Секунду спустя я услышала мягкий прохладный голос:
– Сара? Сколько времени прошло.
Это к ней я прибежала, когда у меня начались первые месячные, это она помогала мне
склеить впервые разбитое сердце, это ее руку я искала среди ночи, когда не могла
вспомнить, на какую сторону папа носил пробор или как звучал мамин смех. Неважно,
какая она сейчас, раньше она была моим лучшим другом, данным от рождения.
– Занна? Как дела?
Через тридцать шесть часов, после того как Кейт официально поставили диагноз острая
промиелоцитная лейкемия, нам с Брайаном дали возможность задать вопросы. Кейт сидела
у детского психолога и возилась с клеем и цветными блестками, пока мы общались с
группой врачей, медсестер и психиатров. Медсестры, как оказалось, должны были отвечать
на наши вопросы. В отличие от докторов, нервничавших так, будто опаздывали куда-то,
медсестры терпеливо отвечали нам, как если бы мы были первыми, кто задавал им эти
вопросы, а не тысячными.
– Когда имеешь дело с лейкемией, – объясняла одна медсестра, – еще не сделав первый
укол первого этапа лечения, нужно думать о третьем и четвертом этапах. Но именно этот
вид лейкемии плохо предсказуем, поэтому нужно тщательно продумывать каждый
следующий шаг. Промиелоцитная лейкемия сложнее в лечении, потому что это устойчивое к
химиотерапии заболевание.
– Что это значит? – спросил Брайан.
– Обычно при миелогенных лейкемиях, если позволяет состояние внутренних органов,
потенциально можно возвращать пациента к ремиссии после каждого рецидива.
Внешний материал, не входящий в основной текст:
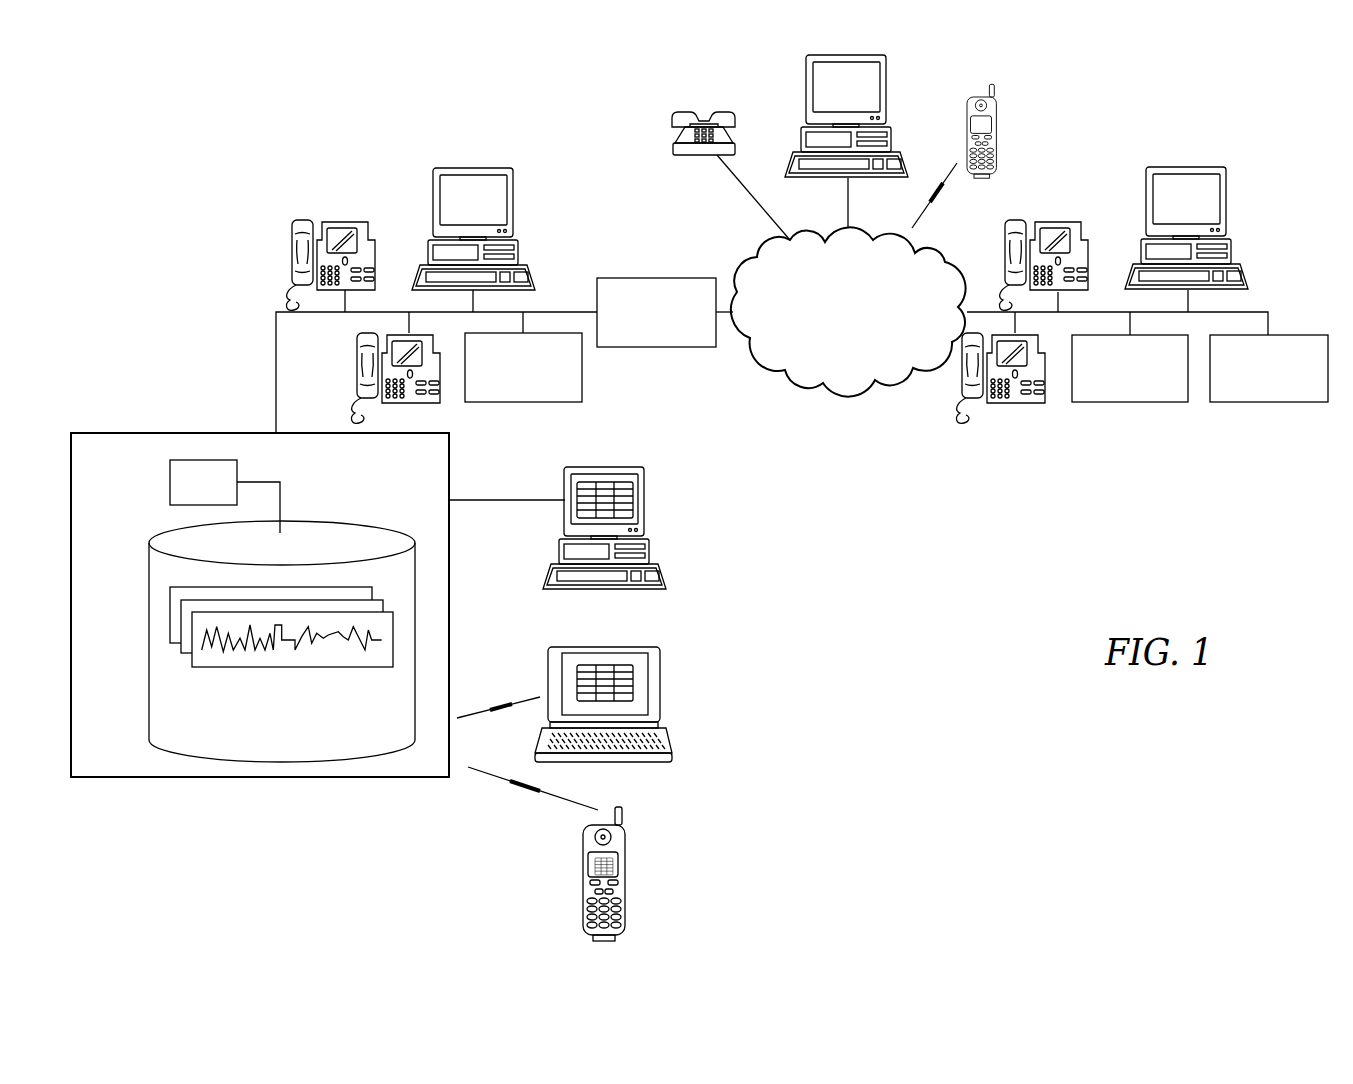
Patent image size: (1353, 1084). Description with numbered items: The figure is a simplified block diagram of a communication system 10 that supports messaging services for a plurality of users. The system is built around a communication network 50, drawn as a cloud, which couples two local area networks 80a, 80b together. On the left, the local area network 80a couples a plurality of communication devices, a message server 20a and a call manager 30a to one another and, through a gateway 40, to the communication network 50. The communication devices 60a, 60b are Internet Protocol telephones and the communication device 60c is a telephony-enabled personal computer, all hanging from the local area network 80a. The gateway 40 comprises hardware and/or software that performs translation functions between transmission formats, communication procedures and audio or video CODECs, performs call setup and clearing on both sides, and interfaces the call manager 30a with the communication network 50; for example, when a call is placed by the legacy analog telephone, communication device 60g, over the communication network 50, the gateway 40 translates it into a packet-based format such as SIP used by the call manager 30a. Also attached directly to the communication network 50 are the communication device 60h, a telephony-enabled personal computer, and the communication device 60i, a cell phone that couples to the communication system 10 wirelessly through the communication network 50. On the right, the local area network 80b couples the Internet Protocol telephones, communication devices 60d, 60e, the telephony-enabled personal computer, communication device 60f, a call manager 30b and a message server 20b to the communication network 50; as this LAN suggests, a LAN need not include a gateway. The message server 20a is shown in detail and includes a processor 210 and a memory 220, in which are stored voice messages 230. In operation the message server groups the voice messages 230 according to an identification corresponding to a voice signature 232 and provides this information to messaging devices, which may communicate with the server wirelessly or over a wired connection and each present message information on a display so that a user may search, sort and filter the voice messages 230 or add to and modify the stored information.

The communication system 10 is at (704, 497).
The message server 20a is at (318, 572).
The message server 20b is at (1277, 403).
The call manager 30a is at (582, 367).
The call manager 30b is at (1140, 403).
The gateway 40 is at (658, 277).
The communication network 50 is at (947, 253).
The communication device 60a is at (327, 220).
The communication device 60b is at (357, 367).
The communication device 60c is at (467, 167).
The communication device 60d is at (1058, 220).
The communication device 60e is at (1015, 405).
The communication device 60f is at (1193, 165).
The communication device 60g is at (697, 110).
The communication device 60h is at (892, 90).
The communication device 60i is at (993, 135).
The local area network 80a is at (275, 332).
The local area network 80b is at (1270, 318).
The processor 210 is at (170, 473).
The memory 220 is at (363, 523).
The voice messages 230 is at (281, 661).
The voice signature 232 is at (342, 638).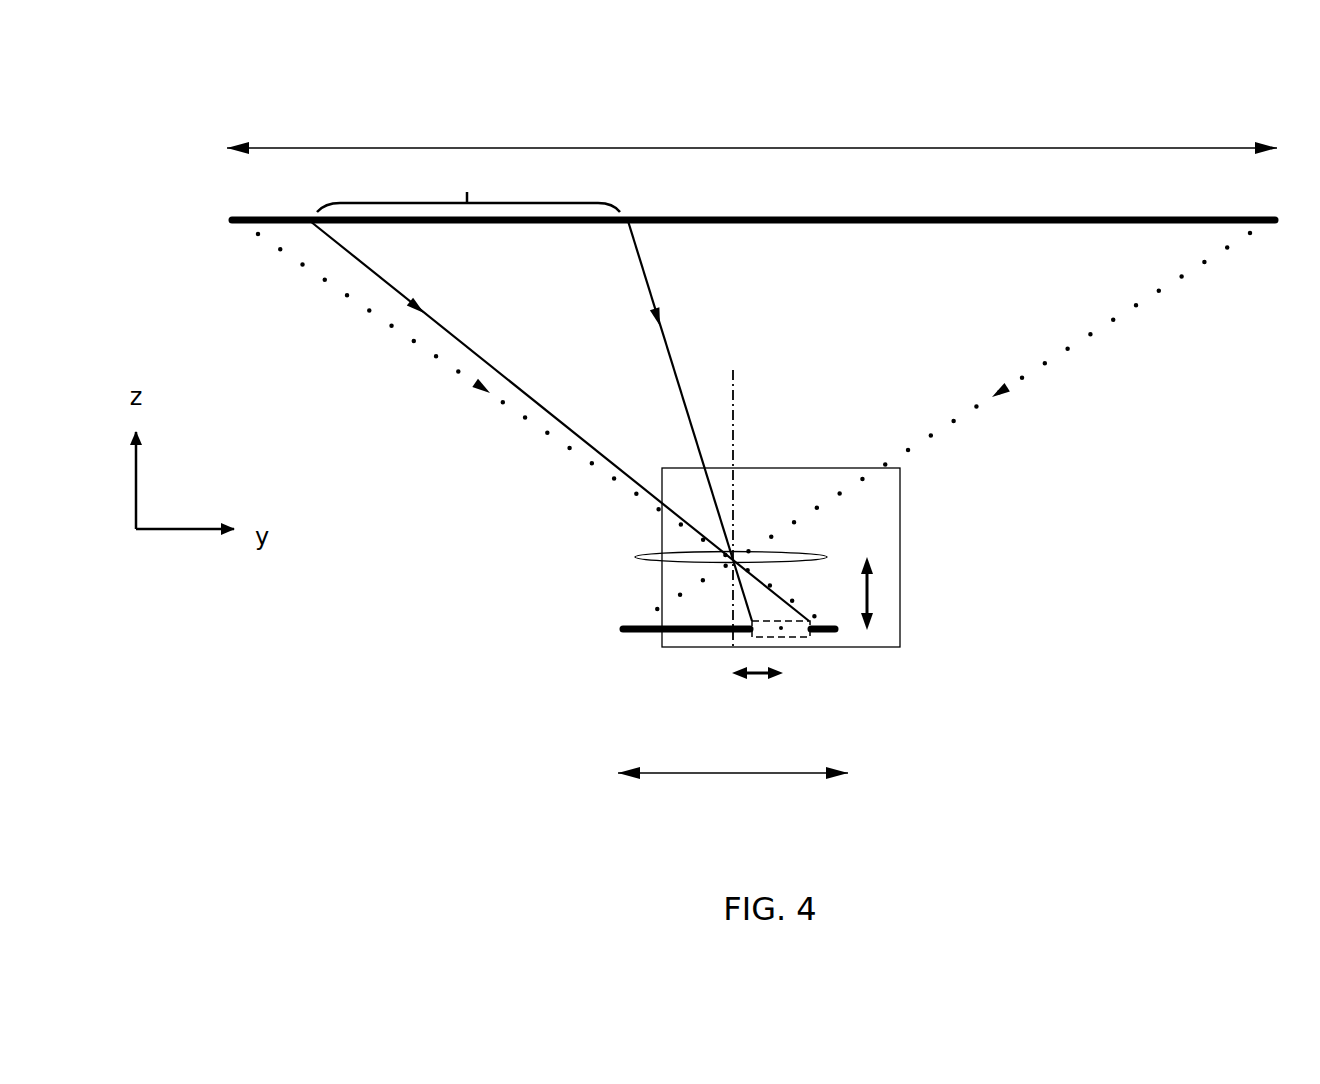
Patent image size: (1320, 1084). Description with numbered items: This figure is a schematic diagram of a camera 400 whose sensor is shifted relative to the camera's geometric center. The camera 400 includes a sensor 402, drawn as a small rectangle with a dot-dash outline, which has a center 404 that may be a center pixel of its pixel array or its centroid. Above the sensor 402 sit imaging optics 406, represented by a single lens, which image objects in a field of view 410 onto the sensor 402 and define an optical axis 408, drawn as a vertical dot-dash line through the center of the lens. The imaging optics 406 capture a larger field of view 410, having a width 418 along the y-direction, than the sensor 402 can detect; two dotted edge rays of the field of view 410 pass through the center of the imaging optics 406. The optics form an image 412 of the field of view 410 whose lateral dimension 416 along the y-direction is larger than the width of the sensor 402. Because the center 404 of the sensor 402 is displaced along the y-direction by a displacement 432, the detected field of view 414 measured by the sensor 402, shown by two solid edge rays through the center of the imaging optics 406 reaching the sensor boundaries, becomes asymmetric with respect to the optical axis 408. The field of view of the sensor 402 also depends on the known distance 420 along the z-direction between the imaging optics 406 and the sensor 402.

The camera 400 is at (850, 527).
The sensor 402 is at (795, 634).
The center 404 is at (781, 628).
The imaging optics 406 is at (638, 557).
The optical axis 408 is at (735, 432).
The field of view 410 is at (1105, 212).
The image 412 is at (625, 629).
The detected field of view 414 is at (468, 186).
The lateral dimension 416 is at (790, 775).
The width 418 is at (695, 147).
The distance 420 is at (870, 598).
The displacement 432 is at (757, 676).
Организм
теряет силы, но можно каждый раз твердо сказать, что лечение принесет результат. В то же
время, если одно лечение помогло при промиелоцитной лейкемии, нельзя быть уверенным,
что оно подействует в следующий раз. И это все, что мы можем сделать в данный момент.
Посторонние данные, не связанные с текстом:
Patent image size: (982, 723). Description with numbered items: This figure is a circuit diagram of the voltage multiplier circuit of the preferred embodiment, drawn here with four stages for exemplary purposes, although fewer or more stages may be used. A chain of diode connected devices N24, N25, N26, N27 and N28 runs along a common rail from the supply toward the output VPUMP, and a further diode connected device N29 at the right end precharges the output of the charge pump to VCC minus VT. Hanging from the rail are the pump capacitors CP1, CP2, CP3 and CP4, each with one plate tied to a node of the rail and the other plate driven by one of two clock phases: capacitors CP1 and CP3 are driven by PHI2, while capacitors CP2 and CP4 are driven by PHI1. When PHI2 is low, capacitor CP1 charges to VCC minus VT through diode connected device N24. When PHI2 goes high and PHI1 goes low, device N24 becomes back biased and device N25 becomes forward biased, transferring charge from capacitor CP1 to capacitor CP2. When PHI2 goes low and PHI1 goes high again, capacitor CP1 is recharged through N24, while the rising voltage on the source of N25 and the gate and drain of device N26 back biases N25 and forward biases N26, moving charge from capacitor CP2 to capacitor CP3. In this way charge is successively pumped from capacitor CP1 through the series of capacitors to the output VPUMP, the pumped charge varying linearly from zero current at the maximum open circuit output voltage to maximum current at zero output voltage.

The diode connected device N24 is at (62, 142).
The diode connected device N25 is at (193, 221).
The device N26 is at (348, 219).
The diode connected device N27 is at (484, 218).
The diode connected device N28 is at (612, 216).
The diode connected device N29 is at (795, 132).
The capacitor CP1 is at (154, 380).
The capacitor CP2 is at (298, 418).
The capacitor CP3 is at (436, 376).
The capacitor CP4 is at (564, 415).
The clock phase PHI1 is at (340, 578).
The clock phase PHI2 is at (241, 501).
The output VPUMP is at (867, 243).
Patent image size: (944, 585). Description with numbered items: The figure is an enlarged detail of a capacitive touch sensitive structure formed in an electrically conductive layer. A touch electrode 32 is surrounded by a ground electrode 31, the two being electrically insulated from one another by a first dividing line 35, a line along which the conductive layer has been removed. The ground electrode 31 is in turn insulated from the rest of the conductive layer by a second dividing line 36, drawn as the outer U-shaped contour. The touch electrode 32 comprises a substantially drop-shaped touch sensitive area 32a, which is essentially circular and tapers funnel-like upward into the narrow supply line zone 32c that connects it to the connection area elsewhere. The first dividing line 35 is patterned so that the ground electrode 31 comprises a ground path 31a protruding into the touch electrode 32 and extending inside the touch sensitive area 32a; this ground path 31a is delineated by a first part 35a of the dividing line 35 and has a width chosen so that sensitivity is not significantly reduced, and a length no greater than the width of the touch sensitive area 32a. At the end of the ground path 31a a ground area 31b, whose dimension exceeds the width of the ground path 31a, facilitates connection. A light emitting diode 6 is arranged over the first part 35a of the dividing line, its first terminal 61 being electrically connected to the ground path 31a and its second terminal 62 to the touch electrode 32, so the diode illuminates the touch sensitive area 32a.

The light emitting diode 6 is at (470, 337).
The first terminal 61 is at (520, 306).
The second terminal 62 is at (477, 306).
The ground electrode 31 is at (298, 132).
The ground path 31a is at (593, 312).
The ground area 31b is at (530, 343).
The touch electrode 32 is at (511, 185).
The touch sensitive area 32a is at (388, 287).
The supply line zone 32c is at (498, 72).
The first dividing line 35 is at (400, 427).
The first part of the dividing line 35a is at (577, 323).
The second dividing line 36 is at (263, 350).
– Вы хотите сказать, – Брайан запнулся, – вы хотите сказать, что она умрет?
– Я хочу сказать, что нет гарантий.
– Что же вы собираетесь делать?
На этот вопрос ответила другая медсестра:
– Сначала у Кейт будет недельный курс химиотерапии. Мы надеемся, что нам удастся
убить пораженные клетки. Скорее всего, у нее будет тошнота и рвота, мы постараемся
свести это к минимуму с помощью противорвотных средств. У нее вы падут волосы.
Услышав это, я вскрикнула. Казалось бы, мелочь, но она будет сигнальным флажком,
показывающим другим, что с Кейт что-то не так. Только шесть месяцев назад мы впервые
постригли ей волосы. Золотые локоны блестели на полу парикмахерской, как золотые
монетки.
– Возможно, у нее будет диарея. Вполне вероятно, что из-за ослабленной иммунной
системы она подхватит какую-то инфекцию и ее придется положить в больницу.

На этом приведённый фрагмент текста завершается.